- Native name: Ante Zorislav Roso
- Born: April 25, 1952 Osijek, SR Croatia, SFR Yugoslavia
- Died: September 16, 2025 (aged 73) Port La Nouvelle, France
- Rank: Staff Sergeant (French Foreign Legion) Army General (Croatian Defence Council)
- Commands: Zrinski Battalion
- Conflicts: Operation Maslenica Operation Neretva '93 Operation Tvigi 94

= Ante Roso =

Herzegovinian-Croat army general

Ante Zorislav Roso (25 April 1952 – 16 September 2025) was a Herzegovinian-Croat army general. He was a sergeant in the French Foreign Legion, and upon his return to Croatia on the eve of the Croatian War of Independence, he organized the first special units of the Croatian Army, was the Chief of the Croatian Defence Council's Main Staff and carried out Operation Maslenica.

==Biography==
===Early life and the Foreign Legion===
Roso was born in Osijek on 25 April 1952. He is originally from Ljubuški in Herzegovina. During the SFR Yugoslavia, he was a political emigrant. He was a member of the French Foreign Legion in which he rose to the rank of sergeant; there he met Ante Gotovina.

===Croatian War of Independence===
He returned to Croatia before the Homeland War. He organized and successfully trained, in cooperation with other former members of the French Foreign Legion, elite units of the Croatian Army, which successfully carried out the most demanding tasks during the Homeland War. He was the first commander of the Zrinski Battalion, the first special unit of the Croatian Army. During the first meeting, he addressed the selected candidates with the words: "Those who are not ready to die for Croatia, I beg you to leave the hall". The Zrinski Battalion was formed with the intention of operating independently throughout the entire territory of Croatia and carrying out sabotage operations deep inside enemy territory in the form of smaller combat groups. Ante Roso and the battalion's deputy commander Miljenko Filipović conducted the training using the methods and experience they had gained in the Foreign Legion.

In August 1991, Ante Roso transferred to the Main Staff of the Croatian Army.
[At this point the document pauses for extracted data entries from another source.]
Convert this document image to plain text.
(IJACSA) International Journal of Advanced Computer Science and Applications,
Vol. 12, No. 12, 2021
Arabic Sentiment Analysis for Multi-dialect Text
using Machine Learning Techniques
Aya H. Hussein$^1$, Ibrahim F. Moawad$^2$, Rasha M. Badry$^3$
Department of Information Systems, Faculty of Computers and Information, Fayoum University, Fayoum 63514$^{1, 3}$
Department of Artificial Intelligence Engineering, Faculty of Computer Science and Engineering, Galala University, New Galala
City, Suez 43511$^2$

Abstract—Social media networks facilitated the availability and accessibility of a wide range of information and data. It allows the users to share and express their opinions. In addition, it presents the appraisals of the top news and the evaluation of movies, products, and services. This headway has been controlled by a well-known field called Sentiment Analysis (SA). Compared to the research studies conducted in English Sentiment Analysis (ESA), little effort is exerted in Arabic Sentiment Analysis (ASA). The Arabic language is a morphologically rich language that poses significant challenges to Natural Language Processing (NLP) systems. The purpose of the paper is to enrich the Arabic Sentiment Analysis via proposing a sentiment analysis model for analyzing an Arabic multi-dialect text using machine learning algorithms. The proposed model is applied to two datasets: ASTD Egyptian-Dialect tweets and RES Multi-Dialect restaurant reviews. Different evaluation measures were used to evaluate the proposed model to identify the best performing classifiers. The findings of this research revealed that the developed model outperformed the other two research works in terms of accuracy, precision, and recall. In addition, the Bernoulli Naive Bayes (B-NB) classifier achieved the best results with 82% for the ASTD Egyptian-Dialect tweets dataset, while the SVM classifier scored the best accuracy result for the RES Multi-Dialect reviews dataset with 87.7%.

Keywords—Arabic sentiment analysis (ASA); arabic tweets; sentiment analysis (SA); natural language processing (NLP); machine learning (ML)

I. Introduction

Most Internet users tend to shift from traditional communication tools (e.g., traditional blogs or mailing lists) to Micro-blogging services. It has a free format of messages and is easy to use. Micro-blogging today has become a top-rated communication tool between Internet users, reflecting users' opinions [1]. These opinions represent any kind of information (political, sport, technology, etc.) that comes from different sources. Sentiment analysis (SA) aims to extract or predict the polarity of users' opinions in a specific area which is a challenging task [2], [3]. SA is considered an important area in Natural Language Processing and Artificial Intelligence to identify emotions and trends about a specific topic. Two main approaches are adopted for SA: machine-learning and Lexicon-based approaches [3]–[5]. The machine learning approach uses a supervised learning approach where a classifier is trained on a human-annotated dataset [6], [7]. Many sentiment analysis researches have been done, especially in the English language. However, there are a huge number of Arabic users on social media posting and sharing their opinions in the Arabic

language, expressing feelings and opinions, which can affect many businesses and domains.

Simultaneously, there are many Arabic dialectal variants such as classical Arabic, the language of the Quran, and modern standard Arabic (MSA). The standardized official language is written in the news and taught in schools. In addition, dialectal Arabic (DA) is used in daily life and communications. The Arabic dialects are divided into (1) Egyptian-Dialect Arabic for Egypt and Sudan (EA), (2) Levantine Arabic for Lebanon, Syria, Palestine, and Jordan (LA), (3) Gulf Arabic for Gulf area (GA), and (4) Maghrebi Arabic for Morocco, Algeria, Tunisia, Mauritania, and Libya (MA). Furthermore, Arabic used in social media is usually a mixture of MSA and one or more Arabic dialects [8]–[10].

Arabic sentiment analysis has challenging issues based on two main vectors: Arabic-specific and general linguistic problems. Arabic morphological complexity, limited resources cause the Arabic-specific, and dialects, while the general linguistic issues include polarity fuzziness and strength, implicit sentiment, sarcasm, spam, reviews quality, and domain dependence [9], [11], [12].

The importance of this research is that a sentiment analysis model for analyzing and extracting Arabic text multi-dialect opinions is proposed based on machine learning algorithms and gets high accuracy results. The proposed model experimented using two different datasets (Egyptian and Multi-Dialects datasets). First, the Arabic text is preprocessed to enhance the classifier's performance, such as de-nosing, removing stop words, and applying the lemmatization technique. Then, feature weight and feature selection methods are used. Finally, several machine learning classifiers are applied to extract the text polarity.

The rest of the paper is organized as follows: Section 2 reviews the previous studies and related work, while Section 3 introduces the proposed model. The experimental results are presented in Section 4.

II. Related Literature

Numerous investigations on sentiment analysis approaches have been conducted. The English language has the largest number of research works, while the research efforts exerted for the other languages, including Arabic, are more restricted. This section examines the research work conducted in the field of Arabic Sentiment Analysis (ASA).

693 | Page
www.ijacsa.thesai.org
He fought on the front lines of the battlefield, together with the soldiers. He was one of the commanders in Operation Maslenica. During the action, Croatian soldiers and police liberated the Zadar hinterland, Masleničko ždrilo, and Zemunik Airport, while the Peruća Dam was liberated later.

He founded the Knez Branimir Battalion with four companies, which was the first professional Croatian unit in the Croatian Community of Herceg-Bosna. It later grew into the 1st Guards Brigade Ante Bruno Bušić.

Roso left for Bosnia and Herzegovina on 8 November 1993 and took over command of the Croatian Defence Council (HVO) General Staff from General Slobodan Praljak. He was a commander in Operation Neretva '93 and Operation Tvigi 94.

He significantly improved the condition of the HVO forces and contributed to forcing the Bosniak side to sign a ceasefire, which they agreed to. General Roso became part of the Joint Command of the HVO and the Armija BiH. He led the joint command of the HVO and the Army of Bosnia and Herzegovina in Sarajevo together with Fikret Muslimović.

===Post-war===
The then President of the Republic of Croatia Franjo Tuđman retired him in 1997.

Roso participated in the establishment of the Croatian Generals' Assembly in November 2005.

He died on 16 September 2025 in Port La Nouvelle.